Practical Applications
- Statistically validated identification and trading rules for dozens of chart and event patterns
- Performance ranking system allowing traders to prioritize the highest-probability patterns
- Busted pattern recognition and trading methodology for profiting from pattern failures
- Trading psychology framework with concrete rules for managing behavioral biases
- Comprehensive checklists for pre-trade analysis, trade execution, and post-trade review
- Trendline analysis methodology grounded in statistical evidence rather than subjective interpretation
- Portfolio management guidelines including position sizing limits and diversification rules
Critical Assessment
Bulkowski's greatest strength is his commitment to statistical evidence. Unlike most chart pattern books that rely on hand-picked examples and subjective interpretation, Bulkowski backs every claim with data from his database of over 38,500 patterns. The use of the fictional character Jake makes potentially dry material engaging without sacrificing rigor. The chapter on busted patterns is a genuinely original contribution that goes against conventional chart pattern wisdom. The performance rankings provide practical utility for pattern selection. Weaknesses include the limitation that historical pattern performance may not predict future results (a caveat Bulkowski himself acknowledges), the visual nature of chart patterns that can make precise identification subjective despite statistical backing, and the relatively basic treatment of position sizing and portfolio management.
Key Quotes
- "Chart patterns are the footprints of smart money."
- "Having a stop in place takes the agonizing decision out of your hands.
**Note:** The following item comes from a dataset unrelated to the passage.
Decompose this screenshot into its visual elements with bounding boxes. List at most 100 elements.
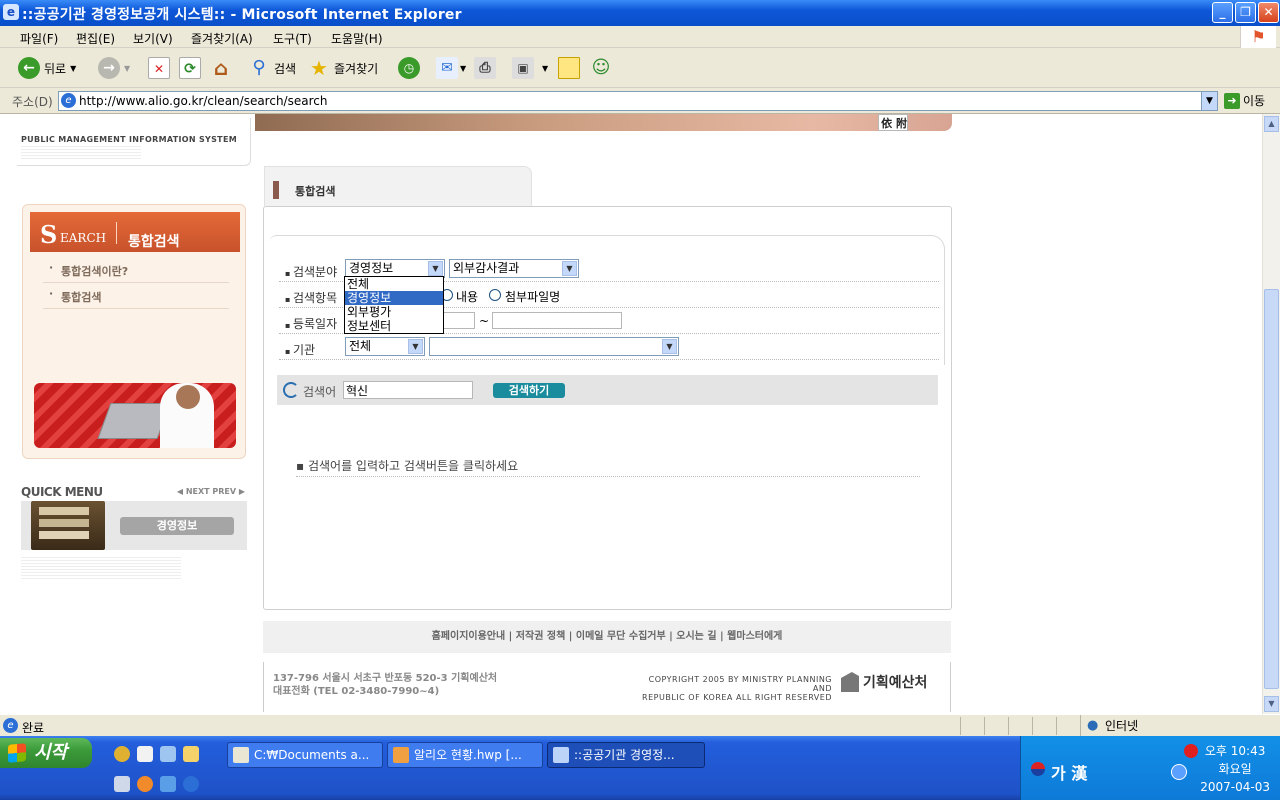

Either you're stopped or you're not."
- "Unwillingness to use a stop is what separates an amateur trader from a professional."
- "Many traders will tell you that their win/loss ratio ranges between 40% and 60%."
- "If you feel you're going to be stopped out, close out the trade."
Conclusion
Getting Started in Chart Patterns stands out in the crowded field of chart pattern books through its rigorous statistical foundation and practical, evidence-based approach. Bulkowski transforms what is often treated as a subjective art into a data-driven discipline with quantifiable performance expectations. The concept of busted patterns alone makes the book worth reading for any chart-based trader. The book is best suited for beginning and intermediate traders who want to learn chart patterns properly from the start, with realistic expectations and statistically grounded trading rules.